A tragédia de Troia nas Ruínas do Carmo

Maria Rueff protagoniza “Troianas” de Eurípedes

A tragédia de Troia nas Ruínas do Carmo

O texto canónico do teatro antibelicista, escrito no século V a.C. por Eurípedes, é a proposta do Teatro do Bairro para o assombroso cenário das Ruínas do Convento do Carmo este verão. A partir de uma nova tradução de Luísa Costa Gomes, o encenador António Pires entrega o papel de Hécuba a Maria Rueff.

Como foram selvagens os Gregos quando, movidos pela soberba e pela ganância, arrasaram Troia. As feridas da longa guerra, que através de um cavalo de pau foi vencida pelo invasor, estão agora em sangue nos corações das mulheres troianas, a que Hécuba, “a outrora celebrada rainha de Troia”, dá voz: “perdi tudo: o meu país, os meus filhos, o meu marido.”

Tratadas como despojos de guerra, as mulheres troianas aguardam pelo destino que os deuses (e os Gregos) lhes reservam: a escravidão. É o drama delas, entre as ruínas físicas e psicológicas que lhes infligem, que faz de Troianas uma tragédia de mulheres que mais de dois milénios depois de Eurípedes a ter escrito continua a ser o texto canónico do teatro antibelicista.

“A nossa decisão de levar a cena este texto foi tomada há cerca de quatro anos e é bastante natural que toda a conjuntura que se vivia e, infelizmente, persiste, tendo-se até agravado, tenha pesado na escolha”, refere António Pires, lembrando a subida ao poder de Donald Trump, as guerras na Síria e em países do Magrebe e, consequentemente, a crise migratória que provocou uma sucessão de tragédias.

Em Troianas está contida toda essa “componente social e política” que, agora, através de uma nova tradução de Luísa Costa Gomes (feita a partir da de George Theodoridis em língua inglesa e depois revista com Tim Eckert, a partir do grego) tornou esta “peça clássica mais simples, mais direta”. Essa é, aliás, uma das virtudes que Pires ressalva nesta versão, a qual permite ao público “visualizar inteiramente cada palavra e apreender com muita facilidade as ideias do autor”. Se bem que, como sublinha Luísa Costa Gomes na folha de sala, Eurípedes era já de si “muito pouco dado aos enfeites. Nem se pediam enfeites em temas tão dolorosos.”

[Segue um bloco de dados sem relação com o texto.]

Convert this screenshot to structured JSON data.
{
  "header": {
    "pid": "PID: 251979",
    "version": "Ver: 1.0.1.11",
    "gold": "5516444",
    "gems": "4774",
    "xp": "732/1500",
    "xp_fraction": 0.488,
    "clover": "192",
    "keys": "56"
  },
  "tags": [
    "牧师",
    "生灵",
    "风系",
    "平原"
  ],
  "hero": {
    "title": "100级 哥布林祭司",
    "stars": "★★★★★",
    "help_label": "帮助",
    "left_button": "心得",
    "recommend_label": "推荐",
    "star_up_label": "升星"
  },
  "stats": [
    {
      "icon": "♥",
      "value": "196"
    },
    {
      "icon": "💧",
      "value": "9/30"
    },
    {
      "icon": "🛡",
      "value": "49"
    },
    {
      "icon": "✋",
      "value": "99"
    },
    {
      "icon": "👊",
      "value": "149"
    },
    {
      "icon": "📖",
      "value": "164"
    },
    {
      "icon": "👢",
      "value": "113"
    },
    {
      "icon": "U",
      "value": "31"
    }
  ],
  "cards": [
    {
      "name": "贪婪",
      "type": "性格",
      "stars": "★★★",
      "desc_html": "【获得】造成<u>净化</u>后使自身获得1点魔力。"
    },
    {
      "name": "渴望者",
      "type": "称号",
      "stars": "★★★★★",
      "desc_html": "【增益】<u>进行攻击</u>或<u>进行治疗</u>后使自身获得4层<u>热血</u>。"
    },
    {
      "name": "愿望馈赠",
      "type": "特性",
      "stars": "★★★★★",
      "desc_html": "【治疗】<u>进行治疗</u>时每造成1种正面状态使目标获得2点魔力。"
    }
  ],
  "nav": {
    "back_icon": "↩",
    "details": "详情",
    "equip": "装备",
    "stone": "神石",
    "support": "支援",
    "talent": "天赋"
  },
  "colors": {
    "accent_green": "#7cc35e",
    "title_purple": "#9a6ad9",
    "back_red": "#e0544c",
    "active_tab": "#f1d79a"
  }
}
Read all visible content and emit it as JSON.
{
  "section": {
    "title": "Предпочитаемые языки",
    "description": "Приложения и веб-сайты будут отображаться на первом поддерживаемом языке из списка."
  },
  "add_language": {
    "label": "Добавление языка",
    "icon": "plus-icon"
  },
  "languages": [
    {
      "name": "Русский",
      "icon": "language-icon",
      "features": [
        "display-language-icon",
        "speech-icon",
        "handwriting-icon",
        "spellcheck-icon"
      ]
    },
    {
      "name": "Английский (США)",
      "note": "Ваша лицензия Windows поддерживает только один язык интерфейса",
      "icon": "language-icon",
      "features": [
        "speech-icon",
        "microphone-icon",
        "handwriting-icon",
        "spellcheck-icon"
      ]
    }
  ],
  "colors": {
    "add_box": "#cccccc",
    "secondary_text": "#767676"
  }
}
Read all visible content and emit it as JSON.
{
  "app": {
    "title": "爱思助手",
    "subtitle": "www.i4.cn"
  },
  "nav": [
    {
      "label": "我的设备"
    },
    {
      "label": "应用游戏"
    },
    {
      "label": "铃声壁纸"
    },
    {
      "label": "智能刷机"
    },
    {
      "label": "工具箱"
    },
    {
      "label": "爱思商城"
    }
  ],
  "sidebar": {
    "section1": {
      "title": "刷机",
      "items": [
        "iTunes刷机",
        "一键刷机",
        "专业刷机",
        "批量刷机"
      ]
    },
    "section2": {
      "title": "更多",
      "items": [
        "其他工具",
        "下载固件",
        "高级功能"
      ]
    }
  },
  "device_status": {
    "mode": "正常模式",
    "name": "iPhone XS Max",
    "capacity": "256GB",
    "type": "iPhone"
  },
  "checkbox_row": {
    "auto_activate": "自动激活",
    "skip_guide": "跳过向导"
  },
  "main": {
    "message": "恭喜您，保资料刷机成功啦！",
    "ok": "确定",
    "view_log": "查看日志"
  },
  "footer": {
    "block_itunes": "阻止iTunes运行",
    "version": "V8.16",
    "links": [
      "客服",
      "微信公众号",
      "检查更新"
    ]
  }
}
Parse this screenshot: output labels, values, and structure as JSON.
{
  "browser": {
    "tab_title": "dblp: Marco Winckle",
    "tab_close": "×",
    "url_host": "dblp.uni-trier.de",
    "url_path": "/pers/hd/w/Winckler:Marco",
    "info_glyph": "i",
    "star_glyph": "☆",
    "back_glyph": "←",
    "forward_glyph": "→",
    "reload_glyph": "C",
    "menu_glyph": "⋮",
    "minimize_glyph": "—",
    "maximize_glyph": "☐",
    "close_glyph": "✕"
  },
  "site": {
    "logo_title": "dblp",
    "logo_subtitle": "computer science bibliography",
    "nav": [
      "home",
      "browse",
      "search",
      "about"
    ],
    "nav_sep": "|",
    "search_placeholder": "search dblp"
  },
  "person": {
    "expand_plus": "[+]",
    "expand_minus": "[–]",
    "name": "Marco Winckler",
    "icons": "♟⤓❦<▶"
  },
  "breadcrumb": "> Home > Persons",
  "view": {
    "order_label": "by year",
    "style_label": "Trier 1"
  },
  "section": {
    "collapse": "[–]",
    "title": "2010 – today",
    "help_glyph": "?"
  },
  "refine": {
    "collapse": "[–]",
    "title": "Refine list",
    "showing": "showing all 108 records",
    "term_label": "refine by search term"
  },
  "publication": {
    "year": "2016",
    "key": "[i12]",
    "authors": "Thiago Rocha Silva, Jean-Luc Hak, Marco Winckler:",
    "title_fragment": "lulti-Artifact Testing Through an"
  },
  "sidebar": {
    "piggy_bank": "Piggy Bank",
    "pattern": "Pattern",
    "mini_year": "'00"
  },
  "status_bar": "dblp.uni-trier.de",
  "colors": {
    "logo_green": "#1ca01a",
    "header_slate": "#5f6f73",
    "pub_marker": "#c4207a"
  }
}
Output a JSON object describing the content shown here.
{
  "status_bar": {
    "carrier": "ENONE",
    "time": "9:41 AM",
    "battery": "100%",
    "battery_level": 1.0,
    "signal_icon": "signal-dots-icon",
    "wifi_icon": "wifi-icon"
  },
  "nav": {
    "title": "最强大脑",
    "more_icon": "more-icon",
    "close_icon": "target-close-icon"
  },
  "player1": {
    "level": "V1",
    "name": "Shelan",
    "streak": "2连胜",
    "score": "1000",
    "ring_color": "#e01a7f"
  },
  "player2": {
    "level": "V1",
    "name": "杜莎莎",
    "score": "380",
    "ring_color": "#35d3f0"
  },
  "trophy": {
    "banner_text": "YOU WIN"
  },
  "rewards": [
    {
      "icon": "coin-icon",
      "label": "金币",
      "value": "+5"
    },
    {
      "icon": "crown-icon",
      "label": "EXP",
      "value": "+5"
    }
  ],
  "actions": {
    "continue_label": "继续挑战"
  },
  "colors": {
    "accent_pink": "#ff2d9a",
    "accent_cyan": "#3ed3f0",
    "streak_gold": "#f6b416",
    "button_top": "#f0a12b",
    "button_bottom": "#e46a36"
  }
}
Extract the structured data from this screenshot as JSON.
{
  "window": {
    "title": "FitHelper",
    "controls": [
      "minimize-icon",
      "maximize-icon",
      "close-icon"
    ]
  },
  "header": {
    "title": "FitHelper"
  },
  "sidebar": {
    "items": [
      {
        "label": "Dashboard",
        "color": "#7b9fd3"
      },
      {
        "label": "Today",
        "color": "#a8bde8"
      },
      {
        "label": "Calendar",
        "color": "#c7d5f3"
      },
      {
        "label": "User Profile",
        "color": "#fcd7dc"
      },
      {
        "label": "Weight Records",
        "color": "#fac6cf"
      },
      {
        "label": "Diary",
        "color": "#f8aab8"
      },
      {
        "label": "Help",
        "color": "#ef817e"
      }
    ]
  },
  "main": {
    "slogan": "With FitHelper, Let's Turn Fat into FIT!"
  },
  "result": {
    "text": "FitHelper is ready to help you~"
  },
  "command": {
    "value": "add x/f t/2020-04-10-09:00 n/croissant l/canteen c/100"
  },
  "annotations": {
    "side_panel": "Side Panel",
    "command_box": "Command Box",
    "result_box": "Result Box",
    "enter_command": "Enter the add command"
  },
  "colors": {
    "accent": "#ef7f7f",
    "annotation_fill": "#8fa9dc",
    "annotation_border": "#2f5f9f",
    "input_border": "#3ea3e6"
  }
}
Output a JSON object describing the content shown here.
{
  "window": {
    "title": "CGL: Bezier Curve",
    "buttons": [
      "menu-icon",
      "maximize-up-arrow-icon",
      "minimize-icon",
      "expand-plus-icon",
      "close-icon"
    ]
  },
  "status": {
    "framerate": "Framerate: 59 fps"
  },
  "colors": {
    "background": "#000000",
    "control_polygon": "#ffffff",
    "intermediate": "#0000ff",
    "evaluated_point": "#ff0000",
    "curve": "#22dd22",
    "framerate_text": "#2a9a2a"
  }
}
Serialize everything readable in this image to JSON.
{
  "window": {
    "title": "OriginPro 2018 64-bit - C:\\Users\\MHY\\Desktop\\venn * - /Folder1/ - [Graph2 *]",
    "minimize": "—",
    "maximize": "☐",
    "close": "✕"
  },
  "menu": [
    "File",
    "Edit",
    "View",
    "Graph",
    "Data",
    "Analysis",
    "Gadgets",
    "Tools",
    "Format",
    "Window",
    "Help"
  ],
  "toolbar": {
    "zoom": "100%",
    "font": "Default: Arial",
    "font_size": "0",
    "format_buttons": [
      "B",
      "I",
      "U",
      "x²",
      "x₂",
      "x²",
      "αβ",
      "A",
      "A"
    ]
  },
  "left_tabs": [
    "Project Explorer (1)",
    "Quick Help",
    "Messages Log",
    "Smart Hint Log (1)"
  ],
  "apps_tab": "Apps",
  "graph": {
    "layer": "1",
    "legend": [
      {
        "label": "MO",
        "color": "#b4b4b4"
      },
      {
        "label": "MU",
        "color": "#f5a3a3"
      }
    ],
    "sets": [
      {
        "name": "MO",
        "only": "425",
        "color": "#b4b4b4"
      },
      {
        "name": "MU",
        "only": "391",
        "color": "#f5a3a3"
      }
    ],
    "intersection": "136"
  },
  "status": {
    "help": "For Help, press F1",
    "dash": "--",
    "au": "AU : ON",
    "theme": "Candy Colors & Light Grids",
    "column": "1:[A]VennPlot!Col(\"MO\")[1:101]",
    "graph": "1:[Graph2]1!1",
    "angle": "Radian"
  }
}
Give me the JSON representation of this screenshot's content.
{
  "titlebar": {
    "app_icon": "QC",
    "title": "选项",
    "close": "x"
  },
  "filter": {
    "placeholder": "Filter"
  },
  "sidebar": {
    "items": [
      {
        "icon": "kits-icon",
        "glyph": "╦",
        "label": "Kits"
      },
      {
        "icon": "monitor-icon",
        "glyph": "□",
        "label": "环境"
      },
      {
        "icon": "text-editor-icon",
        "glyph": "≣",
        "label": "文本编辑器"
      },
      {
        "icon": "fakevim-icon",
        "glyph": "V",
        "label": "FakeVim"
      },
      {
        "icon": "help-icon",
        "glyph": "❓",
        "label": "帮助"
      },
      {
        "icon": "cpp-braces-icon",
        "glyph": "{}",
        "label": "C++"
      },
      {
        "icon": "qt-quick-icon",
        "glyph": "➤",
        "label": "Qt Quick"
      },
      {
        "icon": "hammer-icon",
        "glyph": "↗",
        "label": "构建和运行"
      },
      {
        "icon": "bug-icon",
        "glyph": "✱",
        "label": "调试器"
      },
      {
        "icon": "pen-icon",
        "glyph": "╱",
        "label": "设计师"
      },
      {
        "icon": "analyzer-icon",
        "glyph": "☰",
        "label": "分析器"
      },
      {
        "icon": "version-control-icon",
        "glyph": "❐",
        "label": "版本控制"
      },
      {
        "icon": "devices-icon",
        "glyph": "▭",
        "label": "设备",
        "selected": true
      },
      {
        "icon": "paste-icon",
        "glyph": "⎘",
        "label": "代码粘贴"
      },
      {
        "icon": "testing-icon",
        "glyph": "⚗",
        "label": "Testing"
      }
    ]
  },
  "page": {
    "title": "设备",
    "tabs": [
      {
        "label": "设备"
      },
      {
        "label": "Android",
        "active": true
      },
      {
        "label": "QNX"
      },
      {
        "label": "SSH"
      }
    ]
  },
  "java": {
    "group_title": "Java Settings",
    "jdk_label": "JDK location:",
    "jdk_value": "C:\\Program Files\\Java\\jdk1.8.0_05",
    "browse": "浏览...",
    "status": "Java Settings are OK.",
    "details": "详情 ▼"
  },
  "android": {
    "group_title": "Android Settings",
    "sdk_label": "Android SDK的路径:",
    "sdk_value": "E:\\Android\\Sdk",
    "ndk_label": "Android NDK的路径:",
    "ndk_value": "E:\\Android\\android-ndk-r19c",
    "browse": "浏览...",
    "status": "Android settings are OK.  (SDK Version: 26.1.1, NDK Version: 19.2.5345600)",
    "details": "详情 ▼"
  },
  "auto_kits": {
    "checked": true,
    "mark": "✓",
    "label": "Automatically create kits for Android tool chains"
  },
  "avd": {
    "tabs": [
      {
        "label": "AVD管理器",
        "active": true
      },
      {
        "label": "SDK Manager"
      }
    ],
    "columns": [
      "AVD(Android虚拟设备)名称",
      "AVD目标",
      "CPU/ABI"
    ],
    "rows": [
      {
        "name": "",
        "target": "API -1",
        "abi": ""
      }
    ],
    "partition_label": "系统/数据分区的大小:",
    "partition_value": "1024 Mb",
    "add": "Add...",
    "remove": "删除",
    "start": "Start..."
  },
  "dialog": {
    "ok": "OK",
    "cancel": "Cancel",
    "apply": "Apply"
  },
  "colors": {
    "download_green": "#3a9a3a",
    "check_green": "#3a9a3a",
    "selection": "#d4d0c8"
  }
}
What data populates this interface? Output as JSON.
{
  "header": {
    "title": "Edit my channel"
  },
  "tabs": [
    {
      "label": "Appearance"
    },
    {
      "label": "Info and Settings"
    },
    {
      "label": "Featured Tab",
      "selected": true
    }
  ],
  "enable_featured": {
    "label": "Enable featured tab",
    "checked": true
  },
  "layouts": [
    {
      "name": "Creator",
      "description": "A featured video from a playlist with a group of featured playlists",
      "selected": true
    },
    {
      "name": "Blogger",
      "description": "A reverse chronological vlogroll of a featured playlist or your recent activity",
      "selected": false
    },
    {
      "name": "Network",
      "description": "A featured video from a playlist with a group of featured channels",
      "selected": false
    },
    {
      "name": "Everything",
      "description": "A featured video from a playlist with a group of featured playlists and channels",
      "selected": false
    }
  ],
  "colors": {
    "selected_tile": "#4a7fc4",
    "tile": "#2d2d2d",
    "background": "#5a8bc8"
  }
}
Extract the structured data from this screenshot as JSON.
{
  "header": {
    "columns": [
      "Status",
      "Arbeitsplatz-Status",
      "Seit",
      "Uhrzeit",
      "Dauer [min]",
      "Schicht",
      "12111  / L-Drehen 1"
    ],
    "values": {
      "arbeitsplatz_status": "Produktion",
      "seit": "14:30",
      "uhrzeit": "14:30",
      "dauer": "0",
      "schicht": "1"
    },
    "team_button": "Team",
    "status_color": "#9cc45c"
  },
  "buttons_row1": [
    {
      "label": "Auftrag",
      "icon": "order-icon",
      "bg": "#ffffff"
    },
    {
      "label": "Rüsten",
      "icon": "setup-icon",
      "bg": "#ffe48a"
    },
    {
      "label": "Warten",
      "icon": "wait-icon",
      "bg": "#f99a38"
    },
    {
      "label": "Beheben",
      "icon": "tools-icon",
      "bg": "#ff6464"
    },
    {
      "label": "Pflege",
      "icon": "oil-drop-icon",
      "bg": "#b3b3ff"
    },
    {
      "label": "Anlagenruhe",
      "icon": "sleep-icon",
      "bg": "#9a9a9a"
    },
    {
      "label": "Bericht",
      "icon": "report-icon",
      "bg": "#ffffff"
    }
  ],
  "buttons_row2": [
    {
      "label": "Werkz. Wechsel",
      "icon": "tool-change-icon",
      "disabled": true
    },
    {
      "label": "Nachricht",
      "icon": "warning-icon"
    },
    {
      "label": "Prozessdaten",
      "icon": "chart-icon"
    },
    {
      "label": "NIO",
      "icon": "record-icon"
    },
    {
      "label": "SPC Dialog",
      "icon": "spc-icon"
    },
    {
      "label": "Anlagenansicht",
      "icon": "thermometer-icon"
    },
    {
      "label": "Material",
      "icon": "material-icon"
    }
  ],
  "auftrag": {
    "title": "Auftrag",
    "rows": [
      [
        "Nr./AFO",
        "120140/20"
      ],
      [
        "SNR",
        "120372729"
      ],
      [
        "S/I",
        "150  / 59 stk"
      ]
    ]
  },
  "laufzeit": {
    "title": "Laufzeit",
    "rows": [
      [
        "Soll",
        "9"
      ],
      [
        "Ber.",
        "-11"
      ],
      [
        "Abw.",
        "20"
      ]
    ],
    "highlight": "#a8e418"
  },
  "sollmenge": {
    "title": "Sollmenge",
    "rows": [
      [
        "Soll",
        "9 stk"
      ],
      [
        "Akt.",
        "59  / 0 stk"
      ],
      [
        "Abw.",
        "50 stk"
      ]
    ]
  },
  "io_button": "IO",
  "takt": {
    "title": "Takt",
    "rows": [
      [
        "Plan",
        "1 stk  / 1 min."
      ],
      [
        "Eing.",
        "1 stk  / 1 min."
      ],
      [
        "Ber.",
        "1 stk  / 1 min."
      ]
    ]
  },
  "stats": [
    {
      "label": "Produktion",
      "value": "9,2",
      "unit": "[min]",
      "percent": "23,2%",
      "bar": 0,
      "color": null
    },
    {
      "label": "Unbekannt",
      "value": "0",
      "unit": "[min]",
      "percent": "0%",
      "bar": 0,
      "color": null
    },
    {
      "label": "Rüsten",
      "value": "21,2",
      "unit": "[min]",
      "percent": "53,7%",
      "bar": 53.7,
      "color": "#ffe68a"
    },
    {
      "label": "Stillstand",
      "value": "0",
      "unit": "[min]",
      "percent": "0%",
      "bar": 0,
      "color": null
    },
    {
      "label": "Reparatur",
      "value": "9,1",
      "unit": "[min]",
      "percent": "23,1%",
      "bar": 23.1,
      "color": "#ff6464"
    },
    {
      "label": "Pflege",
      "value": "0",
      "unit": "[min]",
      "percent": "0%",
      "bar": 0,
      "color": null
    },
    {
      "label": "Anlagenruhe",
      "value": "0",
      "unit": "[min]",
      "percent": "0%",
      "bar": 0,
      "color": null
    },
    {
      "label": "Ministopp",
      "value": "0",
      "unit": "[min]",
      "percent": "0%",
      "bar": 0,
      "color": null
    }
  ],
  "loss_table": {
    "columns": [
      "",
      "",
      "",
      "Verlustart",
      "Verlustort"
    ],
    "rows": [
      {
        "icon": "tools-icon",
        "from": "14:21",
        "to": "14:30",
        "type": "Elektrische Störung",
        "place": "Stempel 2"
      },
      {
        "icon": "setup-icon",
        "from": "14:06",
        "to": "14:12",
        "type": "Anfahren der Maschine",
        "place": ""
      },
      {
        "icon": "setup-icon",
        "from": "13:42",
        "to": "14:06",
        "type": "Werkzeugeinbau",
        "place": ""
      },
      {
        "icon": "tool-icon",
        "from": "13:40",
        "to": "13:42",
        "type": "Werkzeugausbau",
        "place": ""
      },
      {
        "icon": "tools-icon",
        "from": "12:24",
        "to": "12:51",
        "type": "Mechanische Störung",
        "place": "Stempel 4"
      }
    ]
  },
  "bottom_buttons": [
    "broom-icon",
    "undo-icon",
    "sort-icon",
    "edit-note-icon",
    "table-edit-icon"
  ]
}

Numa peça em que as grandes protagonistas são as mulheres, António Pires quis reunir algumas das atrizes com quem trabalha regularmente e muito admira. Para além de Rueff, o encenador entregou a Alexandra Sargento o papel de Cassandra, e a Sandra Santos o de Andrómaca. À jovem atriz Vera Mora, que volta a trabalhar com Pires, depois de ter participado em Ubu Rei ainda enquanto aluna da ACT, ficou reservado o da bela e traiçoeira Helena de Esparta.

Quanto à escolha de Maria Rueff para o papel de Hécuba, o encenador destaca “a capacidade inigualável que os comediantes têm para fazer tragédia. E a Maria tem tudo: tem a força, tem o nervo e tem a energia que leva a personagem a estar sempre no limite.”

Em cena até 17 de agosto, Troianas conta ainda com interpretações de João Barbosa, Hugo Mestre Amaro, Francisco Vistas e de alunos finalistas do curso de representação da ACT-Escola de Atores.